Forschungstätigkeit am Zentrum
Ziel der Gründung des Umweltmedizinischen Zentrums im Jahre 1993 war die Intensivierung und Fokussierung umweltmedizinischer Aktivitäten. Das UMZ ist damit die Plattform zum Themenfeld Umwelt und Gesundheit. Hervorgegangen als Gemeinschaftseinrichtung der Medizinischen Fakultät der Universität Leipzig, des Universitätsklinikums Leipzig AöR und dem Helmholtzzentrum für Umweltforschung (speziell dem Department für Expositionsforschung / Epidemiologie) sowie dem 2004 erfolgten vertraglichen Beitritt des Klinikums „St. Georg“ ist es zu einer ständigen Einrichtung an der Universität Leipzig geworden. Neben den lokalen Partnern ist eine Vielzahl nationaler und internationaler Institutionen in die wissenschaftlichen Arbeiten des Zentrums integriert. Organisatorisch und technisch ist das UMZ an das Institut für Umweltmedizin und Umwelthygiene angebunden.
Hauptziele der gemeinsamen Forschungen unter Einbeziehung weiterer Fakultäten sind die Aufklärung von Ursachen und Mechanismen umweltbeeinflusster Erkrankungen sowie die Verbesserung der Differentialdiagnostik dieser Erkrankungen und die Entwicklung von Therapieoptionen. Dazu werden komplementär zu populationsbezogenen epidemiologischen Studien klinisch orientierte Fall-Kontroll-Studien umweltvermittelter Erkrankungen durchgeführt. Erreicht werden soll eine individual-basierte Diagnostik und Prävention umweltassoziierter Erkrankungen.
Gen-Umwelt-Interaktionen und besonders genetisch bedingte individuelle Suszeptibilitäten in der Auseinandersetzung des Organismus mit Umwelteinflüssen kommt eine Schlüsselrolle zu. Die genannten Untersuchungsthemen tragen dem Umstand Rechnung, dass die im weitesten Sinne möglichen Expositionen unterhalb der pharmakologisch wirksamen Schwelle angesiedelt sind und die zu erwartenden Effekte zunächst an jenen Zielstrukturen auftreten, die unmittelbar oder nach Verstoffwechslung erstes Ziel der Primär- und Sekundärexposition sind.
Hauptaufgaben liegen
- auf dem Gebiet der umweltmedizinischen und umweltepidemiologischen Forschung
Basis der Forschungen sind epidemiologische Längs- und Querschnittstudien und klinisch orientierte Interventionsstudien. Zielgruppen sind Kinder und durch spezifische Umweltbelastung (Exposition) besonders betroffene Patientengruppen.
- im Bereich Lehre und Weiterbildung
In Ergänzung zu den für Medizinstudenten obligatorischen Vorlesungen und Kursen in „klinischer Umweltmedizin“ organisiert das Zentrum Veranstaltungen zu umweltmedizinischen Themen, regelmäßig stattfindende „Umweltmedizinischen Symposia“ und auf Anforderung Weiterbildungskurse zu klinisch umweltmedizinischen Fragestellungen unter Berücksichtigung der Weiterbildungsordnung der Bundesärztekammer.

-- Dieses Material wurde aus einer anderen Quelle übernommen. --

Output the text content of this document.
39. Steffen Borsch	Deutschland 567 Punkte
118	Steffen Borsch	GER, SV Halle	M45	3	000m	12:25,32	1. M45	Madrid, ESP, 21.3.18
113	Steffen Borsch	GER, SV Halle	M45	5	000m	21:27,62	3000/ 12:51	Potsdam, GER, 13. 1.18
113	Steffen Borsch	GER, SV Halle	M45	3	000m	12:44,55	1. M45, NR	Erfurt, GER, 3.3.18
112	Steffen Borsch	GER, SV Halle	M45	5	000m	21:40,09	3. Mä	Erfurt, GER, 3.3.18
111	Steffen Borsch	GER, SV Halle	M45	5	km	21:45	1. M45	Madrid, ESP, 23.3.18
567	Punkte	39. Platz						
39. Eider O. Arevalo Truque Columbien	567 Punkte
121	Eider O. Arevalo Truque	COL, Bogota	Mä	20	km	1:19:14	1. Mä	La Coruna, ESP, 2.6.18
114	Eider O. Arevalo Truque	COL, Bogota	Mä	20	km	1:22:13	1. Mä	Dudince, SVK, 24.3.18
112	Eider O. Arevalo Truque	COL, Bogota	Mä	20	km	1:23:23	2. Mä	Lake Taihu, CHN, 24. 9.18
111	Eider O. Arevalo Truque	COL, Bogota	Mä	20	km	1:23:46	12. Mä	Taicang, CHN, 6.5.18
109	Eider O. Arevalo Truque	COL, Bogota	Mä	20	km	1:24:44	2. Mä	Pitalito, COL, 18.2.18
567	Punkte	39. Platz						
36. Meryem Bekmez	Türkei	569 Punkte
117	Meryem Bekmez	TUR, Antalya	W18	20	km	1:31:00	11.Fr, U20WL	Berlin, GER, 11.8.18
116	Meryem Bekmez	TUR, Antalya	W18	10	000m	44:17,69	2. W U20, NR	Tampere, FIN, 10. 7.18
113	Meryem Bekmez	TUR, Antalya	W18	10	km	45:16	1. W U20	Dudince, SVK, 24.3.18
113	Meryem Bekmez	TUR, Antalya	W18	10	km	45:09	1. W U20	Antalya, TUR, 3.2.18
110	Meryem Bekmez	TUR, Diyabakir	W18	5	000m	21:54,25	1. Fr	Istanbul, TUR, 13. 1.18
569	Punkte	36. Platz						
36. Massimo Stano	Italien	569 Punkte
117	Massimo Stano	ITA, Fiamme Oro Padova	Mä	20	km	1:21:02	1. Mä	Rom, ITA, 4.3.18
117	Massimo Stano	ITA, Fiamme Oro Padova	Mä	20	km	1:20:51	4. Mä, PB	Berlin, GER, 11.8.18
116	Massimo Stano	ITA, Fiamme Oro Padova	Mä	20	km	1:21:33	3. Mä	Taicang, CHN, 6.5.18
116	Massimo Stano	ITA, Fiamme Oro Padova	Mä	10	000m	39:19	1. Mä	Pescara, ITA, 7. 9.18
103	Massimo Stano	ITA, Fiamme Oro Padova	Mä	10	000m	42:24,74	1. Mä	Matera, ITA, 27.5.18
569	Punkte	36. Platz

- auf dem Gebiet einer umweltmedizinischen Auskunft, Beratung und Betreuung
Auskunft für (exponierte) Personen über die gesundheitliche Wirkung spezifischer Expositionen wird in Zusammenarbeit mit den zuständigen Gesundheitsämtern erteilt. Für diese und andere Ämter und Behörden fungiert das Zentrum als Beratungsstelle. Zusätzlich werden Ärzte bei der Diagnose umweltassoziierter Erkrankungen sowohl methodisch als auch fachlich beratend unterstützt (Konsiliartätigkeit). Darüber hinaus werden für Patienten mit umweltassoziierten Erkrankungen oder Befindlichkeitsstörungen je eine umweltmedizinische Ambulanz für Kinder und mehre fachbezogene Ambulanzen für Erwachsene nach vorheriger Konsultation des Zentrum für Umweltmedizin vorgehalten.
Seit Gründung des Zentrums wurden Projekte im Umfang von ca. 5 Mio € über eingeworbene Drittmittel finanziert. Sowohl über die Drittmittelprojekte als auch über Haushalt finanzierte Forschungsvorhaben bestehen eine Reihe nationaler und internationaler Forschungskooperationen nach Nord (USA)-, Mittel- (Mexico) und Südamerika (Argentinien), nach Australien, Asien (China, Indien), Afrika (Ägypten) und selbstverständlich zahlreichen Institutionen in europäischen Staaten, insbesondere auch zur gemeinsamen Forschungsstelle der EU in Ispra (JRC)/Italien.